12/09/2006

Impressões de Madrid I

Pela janela do meu quarto, posso ver, de um prédio antigo e um pouco mais baixo que o meu, partes de uma outra sala de jantar. Através da pequena janela arte deco, uma cortina de flores, um par de mãos brincando com uma caneta e um papel. Não existe rosto, só braços, um pedaço de mesa e mistério. A está hora, um cansaço paira sobre a cidade de Madri. Parece que o tempo para, as lojas estão fechadas, o trânsito tranqüilo, o calor escandaloso que permeia todos os ambientes, o gelo se desfaz rápido e a sensação é quase de uma claustrofobia, tamanha a densidade da secura do ar.

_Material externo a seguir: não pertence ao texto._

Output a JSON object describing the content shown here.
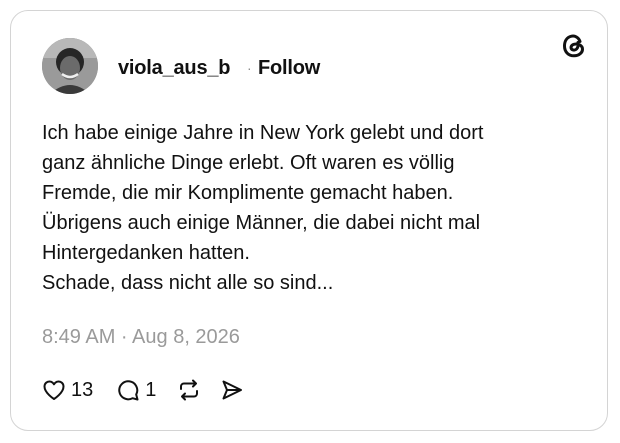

Através da outra janela, olho a calçada lateral do prédio menor. Lá fora dois bancos de praça, um senhor pintando umas telas.Sua voz penetra em meu quarto, que será que ele canta? Não consigo decifrar as suas palavras, mas canta alto, com força, olhando para as pessoas que por ele passam. Canta como que para estampar uma certa solidão, uma melancolia que talvez seja mais minha do que dele. Eu o conheço desde ontem, mas acredito que já está nesse banco, nessa mesma esquina, uma eternidade; anos a fio; estações inteiras. Com suas palhetas de cores foscas, pequenos quadros de pinturas abstratas. A sua música me faz companhia. Mas acho que o calor o venceu também, como venceu a toda a cidade. Calou-se, e por ora, só posso observar os seus quadros silenciosos. E tudo o que ouço é ao longe o vagaroso movimento da cidade.